Regulatory dispatch
BPC-157: how it got to PCAC
Background
BPC-157 (Body Protection Compound 157) is a synthetic 15-amino-acid peptide derived from a sequence the original investigators isolated from human gastric juice. It has no FDA-approved indication, no approved marketing authorization in any major jurisdiction, and no USP or NF monograph. Its presence in U.S. commerce is therefore tied entirely to the compounding regulations of sections 503A and 503B of the Federal Food, Drug, and Cosmetic Act.
The peptide is now scheduled for review at the FDA Pharmacy Compounding Advisory Committee (PCAC) meeting on July 23-24, 2026, as one of four peptide-class bulk drug substances FDA is asking the committee to weigh for the 503A Bulks List (FDA — July 23-24, 2026 PCAC meeting).
The original nomination
BPC-157 was nominated to the 503A bulk drug substances list during the original public nomination window FDA opened in 2013–2014 after the Drug Quality and Security Act was enacted. The agency received nominations for hundreds of substances, BPC-157 among them, from compounding pharmacies and trade groups (FDA — Bulk Drug Substances Used in Compounding).
Category 2 placement
After FDA’s preliminary review, BPC-157 was placed in “Category 2” — the bucket for nominated substances that FDA had identified as raising significant safety concerns and that the agency would not cover under enforcement discretion while the bulks list was being developed (FDA — Significant Safety Risks).
The factors FDA cited in its prior interim materials for Category 2 placement included the absence of an FDA-approved drug containing the substance, the lack of a USP or NF monograph, the absence of large-scale human safety data, and questions about the chemical characterization and purity of bulk material being supplied to compounders. Independent academic reviewers have separately observed that the published BPC-157 evidence base is dominated by preclinical (rodent and in-vitro) studies, with only a handful of small human protocols (McGuire et al. 2025).
Limited human data
The clinical record on BPC-157 in humans is limited. The 2025 University of Utah scoping review by McGuire and colleagues reported that only three pilot human studies have been published — covering intraarticular knee pain, interstitial cystitis, and an intravenous safety/pharmacokinetics protocol — and concluded that no rigorous large-scale trials had been completed at the time of writing.
Only three pilot studies have examined BPC-157 in humans, including its use for intraarticular knee pain, interstitial cystitis, and intravenous safety/pharmacokinetics. No adverse effects were reported, but rigorous, large-scale trials are lacking.
A registered Phase I oral pharmacokinetics and safety trial (NCT02637284), sponsored by PharmaCotherapia d.o.o. and conducted at Hospital Ángeles Tijuana, was last reported as “active, not recruiting” in 2015, with no results posted to ClinicalTrials.gov as of this writing (NCT02637284).
Removal from Category 2 and route to PCAC
In April 2026, FDA announced that BPC-157 had been removed from Category 2 because the original nominators withdrew the underlying nominations. Removal from Category 2 does not, by itself, place a substance on the 503A Bulks List — it only ends the prior categorization. The agency simultaneously announced that it would take BPC-157, along with KPV, TB-500, and MOTs-C, to the PCAC for a full review at the July 23-24, 2026 meeting (FDA — July 23-24, 2026 PCAC meeting).

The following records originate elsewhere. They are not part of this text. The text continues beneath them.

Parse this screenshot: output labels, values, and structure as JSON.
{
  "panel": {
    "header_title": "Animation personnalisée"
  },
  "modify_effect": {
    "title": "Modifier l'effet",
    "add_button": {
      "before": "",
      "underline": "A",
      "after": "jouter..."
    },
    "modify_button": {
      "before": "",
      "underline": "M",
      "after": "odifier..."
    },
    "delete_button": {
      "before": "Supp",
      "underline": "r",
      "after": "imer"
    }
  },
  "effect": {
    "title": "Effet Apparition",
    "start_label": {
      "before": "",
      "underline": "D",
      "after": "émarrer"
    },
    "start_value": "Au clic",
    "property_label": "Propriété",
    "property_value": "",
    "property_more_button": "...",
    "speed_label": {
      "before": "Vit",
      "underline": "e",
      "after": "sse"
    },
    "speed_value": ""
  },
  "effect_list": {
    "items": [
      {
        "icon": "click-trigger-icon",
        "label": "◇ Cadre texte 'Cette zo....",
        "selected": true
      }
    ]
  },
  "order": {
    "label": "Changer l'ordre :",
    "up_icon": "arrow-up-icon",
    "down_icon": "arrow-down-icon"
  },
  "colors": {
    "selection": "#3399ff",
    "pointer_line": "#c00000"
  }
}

According to FDA’s meeting announcement, the use evaluated for BPC-157 (free base) and BPC-157 acetate is ulcerative colitis. That framing reflects the indication around which the most coherent body of preclinical and early-clinical evidence has accumulated, and it narrows the committee’s review to a specific therapeutic context rather than a generic “tissue healing” claim.
What the July 2026 meeting will weigh
The PCAC’s review will follow FDA’s standard four-factor framework: physical and chemical characteristics, safety, evidence of effectiveness, and historical use in compounded drug products. The committee will hear FDA’s briefing presentation, a short presentation from any nominator that elects to speak, and public comments.
The four-factor balance for BPC-157 is open in every category. The peptide is well-characterized chemically (a defined 15-residue sequence with documented analytical methods), but bulk-supply purity and impurity profiles will be a likely focus. Safety data is dominated by rodent toxicology and small-cohort pilot human work. Effectiveness evidence in the proposed indication (ulcerative colitis) is largely preclinical. Historical compounding use in the United States is documented but largely in the post-2013 era and concentrated in non-traditional settings.
What’s at stake
A favorable PCAC vote followed by FDA rulemaking would create the first lawful 503A compounding pathway for BPC-157 in the United States. An unfavorable vote, or no FDA action, leaves BPC-157 outside the regulated compounding pathway entirely — neither monograph-covered nor a component of an FDA-approved drug, and therefore not eligible for 503A compounding by operation of the statute.